Human Rights Watch (HRW) pointed out that "EU laws prohibit preferential treatment for goods produced in violation of international law in this way, but Europe allows Israel to bundle goods from illegal settlements with goods from inside Israel, and to ship the whole lot to European markets tariff-free."
"Rather than clearly stating the actual origins of all its exports, Israel merely provides the originating postal codes.
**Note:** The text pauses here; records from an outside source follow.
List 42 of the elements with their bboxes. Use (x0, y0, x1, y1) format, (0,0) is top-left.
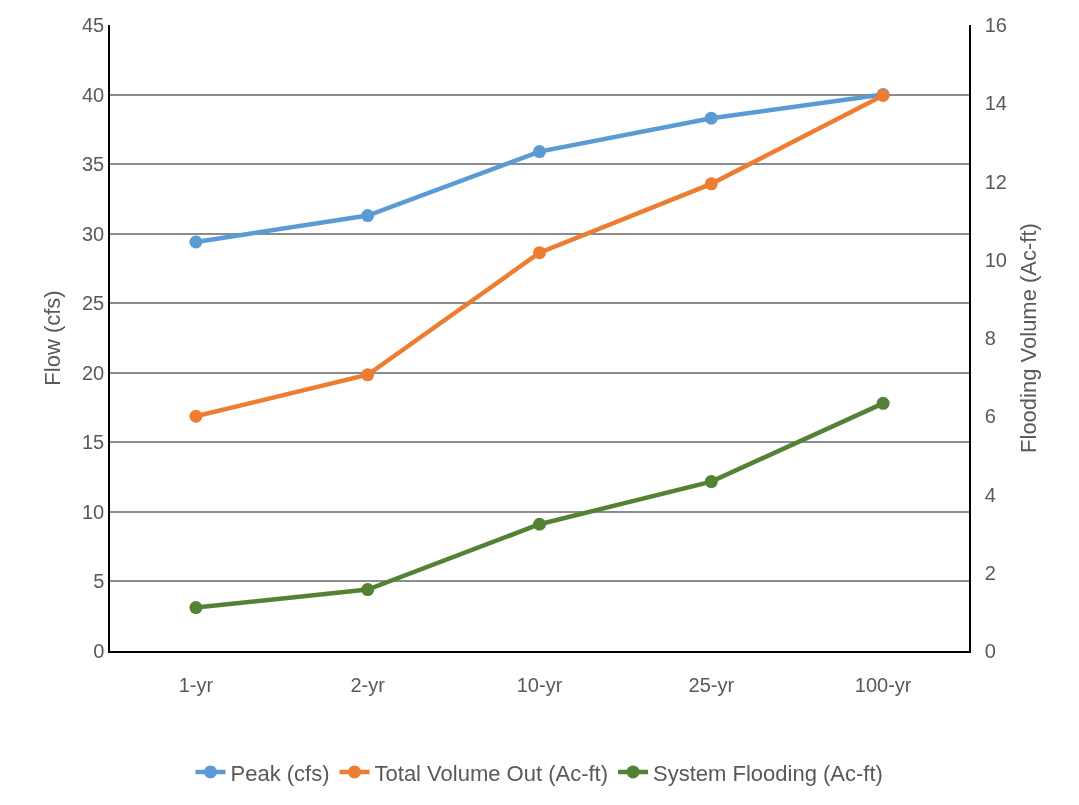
y2-tick-label: 16 (984, 14, 1007, 36)
y-tick-label: 25 (82, 292, 105, 315)
y2-tick-label: 12 (984, 170, 1007, 193)
y-tick-label: 20 (82, 361, 105, 384)
y2-axis-title: Flooding Volume (Ac-ft) (1016, 223, 1042, 453)
y-tick-label: 5 (93, 570, 105, 593)
point (704, 111, 718, 125)
y2-tick-label: 4 (984, 483, 996, 506)
point (361, 209, 375, 223)
y2-tick-label: 0 (984, 640, 996, 662)
point (189, 409, 203, 423)
point (361, 583, 375, 597)
legend-label: System Flooding (Ac-ft) (653, 760, 883, 786)
legend-label: Total Volume Out (Ac-ft) (374, 760, 609, 786)
x-tick-label: 100-yr (854, 673, 912, 696)
point (876, 396, 890, 410)
point (704, 177, 718, 191)
x-tick-label: 2-yr (350, 673, 386, 696)
y2-tick-label: 2 (984, 561, 996, 584)
y-tick-label: 15 (82, 431, 105, 454)
y-tick-label: 40 (82, 83, 105, 106)
point (189, 235, 203, 249)
y-axis-title: Flow (cfs) (40, 290, 66, 386)
y2-tick-label: 8 (984, 327, 996, 349)
point (704, 475, 718, 489)
point (361, 368, 375, 382)
point (533, 246, 546, 260)
x-tick-label: 1-yr (178, 673, 214, 696)
legend-label: Peak (cfs) (230, 760, 330, 786)
y2-tick-label: 6 (984, 405, 996, 428)
point (533, 145, 546, 159)
y-tick-label: 10 (82, 500, 105, 523)
y-tick-label: 30 (82, 222, 105, 245)
y-tick-label: 45 (82, 14, 105, 36)
point (189, 601, 203, 615)
x-tick-label: 10-yr (516, 673, 563, 696)
y2-tick-label: 14 (984, 92, 1007, 115)
point (533, 517, 546, 531)
x-tick-label: 25-yr (688, 673, 735, 696)
y2-tick-label: 10 (984, 248, 1007, 271)
y-tick-label: 35 (82, 153, 105, 176)
y-tick-label: 0 (93, 640, 105, 662)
The job of spotting settlement goods is left to importers, yet some settlement goods bear the misleading codes of corporate headquarters inside Israel," wrote Bill Van Esveld, senior Middle East researcher at HRW.
[Note from bilaterals.org : Listen to our recent interview on this issue with David Cronin.]
An the end of April, Britain’s fifth-largest food retailer, the Co-Operative Group, announced it was extending a boycott of goods from settlements to any supplier known to source from these areas, ending "business with four companies, accounting for £350,000 ($560,000/ 430,000 euros) worth of sales."
In May, South Africa and Denmark announced initiatives to identify products made in Israeli settlements in the Palestinian territories.
That same month, Migros - Switzerland’s second-largest retailer - said that from 2013 it will mark such goods as coming from "West Bank" or "East Jerusalem," adding "Israeli settlement area."
Referring to the South African measures, Omar Barghouti, founding member of the Palestinian Boycott, Divestment and Sanctions (BDS) campaign, said a new law would hold legally accountable "any supermarket in South Africa caught selling Israel’s colonies products under the label ‘product of Israel.’"
"While South African supermarkets are now under pressure to stop sourcing Israeli colonies’ products," he told AFP that "Israel has made it nearly impossible to effectively boycott Israeli colonies’ products."
"So instead of boycotting colonies’ products, the BDS movement is pushing for boycotting companies that deal with the colonies. This is much more effective and easier to implement," he notes.
"Even if a company has 10 or 20 percent of its raw material coming from the colonies, that’s good enough to boycott it because according to international law, that company is complicit," Barghouti stresses.
"We were most effective when we targetted companies rather than products," he said. The BDS played a crucial role in the bankruptcy of the main Israeli agricultural exporter, Agrexco, he said.
He also cited contracts lost by Veolia and Alstom following their involvement in the construction of the controversial Jerusalem light rail.
Dan Catarivas, director of international relations at the Manufacturers Association of Israel, noted that "what’s produced in the (Palestinian) Territories and gets exported represents less than one percent of Israeli exports.
"But our concern is the extent to which the call to boycott goods from the territories could be a first step for the boycott of Israeli goods," he added, noting that the general Israeli boycott is a prospect on BDS’s agenda.
"In no other situation can you see this duality : those who call for boycotting China over its occupation of Tibet do not call for boycotting Chinese products made in occupied Tibet only," Barghouti argued.
"Those in Britain or the US calling for divestment from Sudan over Darfur do not call for divesting only from Sudanese companies working in Darfur."
"Increasingly, as the BDS movement spreads in the economic, cultural, sports and academics fields, the brand Israel will look toxic to consumers, depriving Israel of world markets," he predicted.